The primary goal of this text is a practical one. Equipping students with enough knowledge and creating an independent research platform, the author strives to prepare students for professional careers. Providing students with a marketable skill set requires topics from many areas of optimization. The initial goal of this text is to develop a marketable skill set for mathematics majors as well as for students of engineering, computer science, economics, statistics, and business. Optimization reaches into many different fields. This text provides a balance where one is needed. Mathematics optimization books are often too heavy on theory without enough applications; texts aimed at business students are often strong on applications, but weak on math. The book represents an attempt at overcoming this imbalance for all students taking such a course. The book contains many practical applications but also explains the mathematics behind the techniques, including stating definitions and proving theorems. Optimization techniques are at the heart of the first spam filters, are used in self-driving cars, play a great role in machine learning, and can be used in such places as determining a batting order in a Major League Baseball game. Additionally, optimization has seemingly limitless other applications in business and industry. In short, knowledge of this subject offers an individual both a very marketable skill set for a wealth of jobs as well as useful tools for research in many academic disciplines. Many of the problems rely on using a computer. Microsoft’s Excel is most often used, as this is common in business, but Python and other languages are considered. The consideration of other programming languages permits experienced mathematics and engineering students to use MATLAB® or Mathematica, and the computer science students to write their own programs in Java or Python.

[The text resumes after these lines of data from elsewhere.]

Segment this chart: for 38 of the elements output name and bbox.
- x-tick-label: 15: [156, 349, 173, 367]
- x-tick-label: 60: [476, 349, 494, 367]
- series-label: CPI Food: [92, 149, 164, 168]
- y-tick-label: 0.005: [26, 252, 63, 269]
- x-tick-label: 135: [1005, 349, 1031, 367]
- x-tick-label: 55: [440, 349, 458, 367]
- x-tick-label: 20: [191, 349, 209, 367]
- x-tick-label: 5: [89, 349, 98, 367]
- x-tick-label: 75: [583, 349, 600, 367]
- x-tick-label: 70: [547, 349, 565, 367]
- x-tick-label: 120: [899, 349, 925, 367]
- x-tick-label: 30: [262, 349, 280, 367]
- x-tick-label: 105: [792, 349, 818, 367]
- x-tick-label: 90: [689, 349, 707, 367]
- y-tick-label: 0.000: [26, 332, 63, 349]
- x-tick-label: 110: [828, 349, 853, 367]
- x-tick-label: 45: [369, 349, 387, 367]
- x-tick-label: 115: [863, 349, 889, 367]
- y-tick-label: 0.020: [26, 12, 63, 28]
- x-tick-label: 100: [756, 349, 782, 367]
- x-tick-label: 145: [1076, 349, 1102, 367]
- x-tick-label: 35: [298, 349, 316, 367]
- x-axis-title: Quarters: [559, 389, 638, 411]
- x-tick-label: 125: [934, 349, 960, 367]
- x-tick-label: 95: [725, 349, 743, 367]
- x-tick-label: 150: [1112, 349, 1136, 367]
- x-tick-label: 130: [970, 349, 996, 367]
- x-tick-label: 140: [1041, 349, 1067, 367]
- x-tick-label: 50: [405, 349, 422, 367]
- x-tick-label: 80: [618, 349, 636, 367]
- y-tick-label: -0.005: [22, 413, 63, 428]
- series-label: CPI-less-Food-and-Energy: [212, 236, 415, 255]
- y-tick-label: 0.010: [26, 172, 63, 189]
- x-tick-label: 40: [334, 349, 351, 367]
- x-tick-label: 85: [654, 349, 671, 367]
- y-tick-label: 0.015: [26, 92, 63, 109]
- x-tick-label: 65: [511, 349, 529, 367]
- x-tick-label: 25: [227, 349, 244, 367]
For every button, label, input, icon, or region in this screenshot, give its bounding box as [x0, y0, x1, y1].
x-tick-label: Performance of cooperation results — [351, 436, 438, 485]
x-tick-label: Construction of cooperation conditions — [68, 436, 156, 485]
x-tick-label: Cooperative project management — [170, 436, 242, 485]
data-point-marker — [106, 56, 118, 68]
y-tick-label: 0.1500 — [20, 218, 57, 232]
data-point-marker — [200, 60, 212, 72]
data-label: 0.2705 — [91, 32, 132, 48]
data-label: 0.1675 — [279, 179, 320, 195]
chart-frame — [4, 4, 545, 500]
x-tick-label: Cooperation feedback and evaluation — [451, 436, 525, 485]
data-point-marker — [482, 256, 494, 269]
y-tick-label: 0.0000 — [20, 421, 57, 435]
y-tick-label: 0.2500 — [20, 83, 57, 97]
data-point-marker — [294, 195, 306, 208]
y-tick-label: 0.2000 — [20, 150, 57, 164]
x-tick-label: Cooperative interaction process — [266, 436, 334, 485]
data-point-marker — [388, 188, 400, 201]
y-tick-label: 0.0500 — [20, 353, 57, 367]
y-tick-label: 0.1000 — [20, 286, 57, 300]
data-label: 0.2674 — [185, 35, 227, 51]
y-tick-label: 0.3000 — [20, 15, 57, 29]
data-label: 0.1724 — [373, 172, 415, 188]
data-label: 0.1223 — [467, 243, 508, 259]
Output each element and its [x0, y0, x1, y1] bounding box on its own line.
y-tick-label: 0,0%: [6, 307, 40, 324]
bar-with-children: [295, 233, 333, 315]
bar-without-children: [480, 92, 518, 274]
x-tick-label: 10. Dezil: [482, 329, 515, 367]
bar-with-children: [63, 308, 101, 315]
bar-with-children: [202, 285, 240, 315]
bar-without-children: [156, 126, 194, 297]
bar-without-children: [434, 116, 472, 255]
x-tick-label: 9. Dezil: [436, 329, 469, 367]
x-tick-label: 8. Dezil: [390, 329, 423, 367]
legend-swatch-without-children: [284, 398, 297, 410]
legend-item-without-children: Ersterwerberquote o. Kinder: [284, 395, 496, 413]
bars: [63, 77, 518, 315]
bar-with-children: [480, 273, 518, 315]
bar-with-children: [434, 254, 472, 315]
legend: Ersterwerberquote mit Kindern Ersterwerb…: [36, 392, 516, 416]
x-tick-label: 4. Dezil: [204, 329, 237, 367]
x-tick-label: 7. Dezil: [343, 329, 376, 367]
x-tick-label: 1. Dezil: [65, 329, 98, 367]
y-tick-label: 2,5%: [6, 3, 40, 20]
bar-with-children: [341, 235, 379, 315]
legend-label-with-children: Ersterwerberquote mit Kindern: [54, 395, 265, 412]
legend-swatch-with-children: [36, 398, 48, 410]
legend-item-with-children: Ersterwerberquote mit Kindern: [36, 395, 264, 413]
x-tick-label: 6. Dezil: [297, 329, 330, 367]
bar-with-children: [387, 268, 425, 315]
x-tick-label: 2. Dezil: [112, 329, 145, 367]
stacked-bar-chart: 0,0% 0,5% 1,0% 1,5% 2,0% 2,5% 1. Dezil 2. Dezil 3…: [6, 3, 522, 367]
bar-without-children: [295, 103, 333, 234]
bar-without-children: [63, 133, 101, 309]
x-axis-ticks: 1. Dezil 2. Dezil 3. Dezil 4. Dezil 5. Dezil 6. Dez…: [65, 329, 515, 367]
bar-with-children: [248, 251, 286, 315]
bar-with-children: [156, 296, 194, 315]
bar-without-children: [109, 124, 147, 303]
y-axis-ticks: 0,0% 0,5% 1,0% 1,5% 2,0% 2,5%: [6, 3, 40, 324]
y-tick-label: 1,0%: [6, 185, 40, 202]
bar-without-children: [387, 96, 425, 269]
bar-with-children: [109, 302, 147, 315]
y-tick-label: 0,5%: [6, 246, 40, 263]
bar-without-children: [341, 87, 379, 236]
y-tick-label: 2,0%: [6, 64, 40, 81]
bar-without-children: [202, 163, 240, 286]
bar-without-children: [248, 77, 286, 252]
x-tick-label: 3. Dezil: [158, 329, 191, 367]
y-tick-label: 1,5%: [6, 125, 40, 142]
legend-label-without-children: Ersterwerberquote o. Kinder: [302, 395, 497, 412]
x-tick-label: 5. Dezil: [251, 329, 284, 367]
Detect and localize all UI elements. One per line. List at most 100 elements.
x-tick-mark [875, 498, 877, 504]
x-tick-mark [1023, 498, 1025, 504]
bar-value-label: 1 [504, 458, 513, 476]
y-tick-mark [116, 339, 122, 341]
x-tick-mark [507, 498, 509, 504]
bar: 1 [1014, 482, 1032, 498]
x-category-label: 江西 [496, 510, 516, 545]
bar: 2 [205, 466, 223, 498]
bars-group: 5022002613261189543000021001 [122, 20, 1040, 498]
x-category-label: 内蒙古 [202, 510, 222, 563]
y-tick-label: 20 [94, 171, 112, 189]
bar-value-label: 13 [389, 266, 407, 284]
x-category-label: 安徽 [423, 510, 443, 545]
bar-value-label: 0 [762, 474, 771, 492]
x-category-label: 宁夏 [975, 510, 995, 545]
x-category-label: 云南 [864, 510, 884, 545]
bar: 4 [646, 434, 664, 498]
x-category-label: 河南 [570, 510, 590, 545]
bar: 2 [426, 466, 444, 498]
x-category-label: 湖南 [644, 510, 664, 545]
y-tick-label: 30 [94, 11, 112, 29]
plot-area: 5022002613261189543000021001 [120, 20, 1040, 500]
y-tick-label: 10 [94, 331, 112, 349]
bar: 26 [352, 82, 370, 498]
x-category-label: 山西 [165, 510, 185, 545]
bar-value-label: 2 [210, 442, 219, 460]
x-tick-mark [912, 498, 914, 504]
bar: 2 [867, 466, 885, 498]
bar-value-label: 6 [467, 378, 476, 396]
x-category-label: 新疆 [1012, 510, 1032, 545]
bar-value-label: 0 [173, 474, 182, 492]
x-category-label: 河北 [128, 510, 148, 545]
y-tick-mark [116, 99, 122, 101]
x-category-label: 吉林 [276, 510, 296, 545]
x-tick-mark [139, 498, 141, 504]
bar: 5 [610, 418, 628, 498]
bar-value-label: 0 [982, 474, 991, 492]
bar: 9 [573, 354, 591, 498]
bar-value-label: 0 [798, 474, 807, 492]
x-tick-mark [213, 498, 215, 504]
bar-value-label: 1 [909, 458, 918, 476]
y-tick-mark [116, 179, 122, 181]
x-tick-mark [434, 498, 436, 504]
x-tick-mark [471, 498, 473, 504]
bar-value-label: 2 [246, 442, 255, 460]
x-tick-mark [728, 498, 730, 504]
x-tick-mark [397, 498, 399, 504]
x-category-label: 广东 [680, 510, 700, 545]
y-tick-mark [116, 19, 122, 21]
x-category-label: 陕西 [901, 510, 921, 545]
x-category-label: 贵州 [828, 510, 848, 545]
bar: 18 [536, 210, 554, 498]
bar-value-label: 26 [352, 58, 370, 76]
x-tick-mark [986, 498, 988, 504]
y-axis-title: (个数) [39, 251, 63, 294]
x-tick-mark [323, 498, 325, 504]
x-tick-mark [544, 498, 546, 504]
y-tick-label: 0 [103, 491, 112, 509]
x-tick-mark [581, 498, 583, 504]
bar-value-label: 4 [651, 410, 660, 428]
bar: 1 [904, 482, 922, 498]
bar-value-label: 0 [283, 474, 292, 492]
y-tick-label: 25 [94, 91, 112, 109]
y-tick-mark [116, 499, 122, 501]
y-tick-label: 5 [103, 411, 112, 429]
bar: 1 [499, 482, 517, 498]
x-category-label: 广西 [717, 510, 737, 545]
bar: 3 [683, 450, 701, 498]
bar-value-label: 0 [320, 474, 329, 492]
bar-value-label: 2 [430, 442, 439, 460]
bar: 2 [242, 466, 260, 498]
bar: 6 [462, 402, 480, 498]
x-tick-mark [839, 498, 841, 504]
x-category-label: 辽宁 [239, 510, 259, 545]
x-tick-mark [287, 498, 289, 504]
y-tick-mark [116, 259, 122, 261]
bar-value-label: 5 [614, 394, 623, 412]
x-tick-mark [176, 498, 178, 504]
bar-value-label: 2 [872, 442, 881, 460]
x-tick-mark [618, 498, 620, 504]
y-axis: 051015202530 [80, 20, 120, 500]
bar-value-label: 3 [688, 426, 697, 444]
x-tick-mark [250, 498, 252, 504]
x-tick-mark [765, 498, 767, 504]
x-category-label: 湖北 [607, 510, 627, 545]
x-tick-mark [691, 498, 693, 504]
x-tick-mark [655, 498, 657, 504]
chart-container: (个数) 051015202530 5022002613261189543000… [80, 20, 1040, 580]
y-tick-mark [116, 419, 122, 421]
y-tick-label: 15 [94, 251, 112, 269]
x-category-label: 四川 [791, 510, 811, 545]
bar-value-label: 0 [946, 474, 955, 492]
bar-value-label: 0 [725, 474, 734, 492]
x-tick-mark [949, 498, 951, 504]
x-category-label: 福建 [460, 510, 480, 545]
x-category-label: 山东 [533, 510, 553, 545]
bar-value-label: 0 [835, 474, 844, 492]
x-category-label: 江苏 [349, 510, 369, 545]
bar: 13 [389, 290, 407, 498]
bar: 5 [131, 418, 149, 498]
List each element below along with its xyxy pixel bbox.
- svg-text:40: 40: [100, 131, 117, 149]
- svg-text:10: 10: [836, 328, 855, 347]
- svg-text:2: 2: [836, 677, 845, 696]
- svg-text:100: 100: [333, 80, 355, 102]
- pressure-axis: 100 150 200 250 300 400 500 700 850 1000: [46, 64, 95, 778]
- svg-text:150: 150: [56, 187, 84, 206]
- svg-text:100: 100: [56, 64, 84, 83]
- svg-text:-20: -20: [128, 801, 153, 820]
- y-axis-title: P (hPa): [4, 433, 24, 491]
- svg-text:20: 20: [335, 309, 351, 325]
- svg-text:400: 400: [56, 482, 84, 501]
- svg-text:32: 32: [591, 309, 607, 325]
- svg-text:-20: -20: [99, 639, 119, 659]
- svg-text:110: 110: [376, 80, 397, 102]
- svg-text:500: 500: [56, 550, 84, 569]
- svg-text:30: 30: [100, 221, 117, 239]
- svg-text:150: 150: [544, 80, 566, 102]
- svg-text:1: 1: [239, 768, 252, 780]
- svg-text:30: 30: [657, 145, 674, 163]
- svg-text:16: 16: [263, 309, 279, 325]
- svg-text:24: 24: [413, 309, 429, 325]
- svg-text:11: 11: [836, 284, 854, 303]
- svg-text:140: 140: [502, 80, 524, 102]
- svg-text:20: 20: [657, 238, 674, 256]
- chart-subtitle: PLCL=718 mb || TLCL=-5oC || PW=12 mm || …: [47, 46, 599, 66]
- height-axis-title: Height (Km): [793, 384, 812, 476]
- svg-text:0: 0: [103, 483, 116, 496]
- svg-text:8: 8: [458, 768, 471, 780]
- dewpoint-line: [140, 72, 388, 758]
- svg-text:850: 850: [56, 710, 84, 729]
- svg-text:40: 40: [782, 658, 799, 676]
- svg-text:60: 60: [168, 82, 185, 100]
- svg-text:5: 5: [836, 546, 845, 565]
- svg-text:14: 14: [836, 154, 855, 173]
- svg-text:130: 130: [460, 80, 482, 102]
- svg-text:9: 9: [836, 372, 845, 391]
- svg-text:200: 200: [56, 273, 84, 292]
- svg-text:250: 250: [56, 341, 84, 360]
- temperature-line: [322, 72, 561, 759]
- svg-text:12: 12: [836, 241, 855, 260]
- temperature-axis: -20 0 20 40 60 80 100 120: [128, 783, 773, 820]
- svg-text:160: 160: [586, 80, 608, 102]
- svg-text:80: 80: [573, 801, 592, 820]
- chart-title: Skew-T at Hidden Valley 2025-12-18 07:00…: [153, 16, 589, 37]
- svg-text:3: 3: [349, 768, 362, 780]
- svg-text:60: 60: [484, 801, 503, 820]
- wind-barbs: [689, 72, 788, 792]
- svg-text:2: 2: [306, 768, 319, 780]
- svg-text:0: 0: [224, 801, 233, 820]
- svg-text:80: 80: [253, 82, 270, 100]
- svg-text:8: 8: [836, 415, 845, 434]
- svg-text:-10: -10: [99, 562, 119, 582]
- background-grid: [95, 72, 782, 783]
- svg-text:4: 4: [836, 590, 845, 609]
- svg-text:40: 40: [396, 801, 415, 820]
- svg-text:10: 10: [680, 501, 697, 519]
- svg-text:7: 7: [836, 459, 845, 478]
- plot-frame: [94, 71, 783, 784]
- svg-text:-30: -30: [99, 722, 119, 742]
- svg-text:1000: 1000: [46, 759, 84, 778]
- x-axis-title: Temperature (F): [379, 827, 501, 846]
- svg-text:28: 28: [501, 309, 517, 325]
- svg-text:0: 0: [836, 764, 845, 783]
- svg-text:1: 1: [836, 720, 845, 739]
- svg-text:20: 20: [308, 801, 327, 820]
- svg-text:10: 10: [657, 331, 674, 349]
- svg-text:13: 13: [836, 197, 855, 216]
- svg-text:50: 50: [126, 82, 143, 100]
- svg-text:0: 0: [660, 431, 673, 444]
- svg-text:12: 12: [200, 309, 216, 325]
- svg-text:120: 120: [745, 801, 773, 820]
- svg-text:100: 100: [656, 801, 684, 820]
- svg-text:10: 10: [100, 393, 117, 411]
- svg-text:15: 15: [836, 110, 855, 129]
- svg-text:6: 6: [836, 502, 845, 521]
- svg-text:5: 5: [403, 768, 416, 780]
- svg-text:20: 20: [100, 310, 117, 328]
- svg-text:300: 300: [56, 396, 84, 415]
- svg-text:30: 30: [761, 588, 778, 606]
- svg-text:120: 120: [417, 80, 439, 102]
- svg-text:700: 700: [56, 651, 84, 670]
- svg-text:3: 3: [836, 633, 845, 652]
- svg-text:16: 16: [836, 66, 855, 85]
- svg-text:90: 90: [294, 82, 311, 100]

Handbook Of Machine Learning Volume 2 Optimization And Decision Making


Handbook Of Machine Learning Volume 2 Optimization And Decision Making
DOWNLOAD
FREE 30 Days

Author : Tshilidzi Marwala
language : en
Publisher: World Scientific
Release Date : 2019-11-21

Handbook Of Machine Learning Volume 2 Optimization And Decision Making written by Tshilidzi Marwala and has been published by World Scientific this book supported file pdf, txt, epub, kindle and other format this book has been release on 2019-11-21 with Computers categories.


Building on , this volume on Optimization and Decision Making covers a range of algorithms and their applications. Like the first volume, it provides a starting point for machine learning enthusiasts as a comprehensive guide on classical optimization methods. It also provides an in-depth overview on how artificial intelligence can be used to define, disprove or validate economic modeling and decision making concepts.



A Matrix Algebra Approach To Artificial Intelligence


A Matrix Algebra Approach To Artificial Intelligence
DOWNLOAD
FREE 30 Days

Author : Xian-Da Zhang
language : en
Publisher: Springer Nature
Release Date : 2020-05-23

A Matrix Algebra Approach To Artificial Intelligence written by Xian-Da Zhang and has been published by Springer Nature this book supported file pdf, txt, epub, kindle and other format this book has been release on 2020-05-23 with Computers categories.


Matrix algebra plays an important role in many core artificial intelligence (AI) areas, including machine learning, neural networks, support vector machines (SVMs) and evolutionary computation. This book offers a comprehensive and in-depth discussion of matrix algebra theory and methods for these four core areas of AI, while also approaching AI from a theoretical matrix algebra perspective. The book consists of two parts: the first discusses the fundamentals of matrix algebra in detail, while the second focuses on the applications of matrix algebra approaches in AI. Highlighting matrix algebra in graph-based learning and embedding, network embedding, convolutional neural networks and Pareto optimization theory, and discussing recent topics and advances, the book offers a valuable resource for scientists, engineers, and graduate students in various disciplines, including, but not limited to, computer science, mathematics and engineering.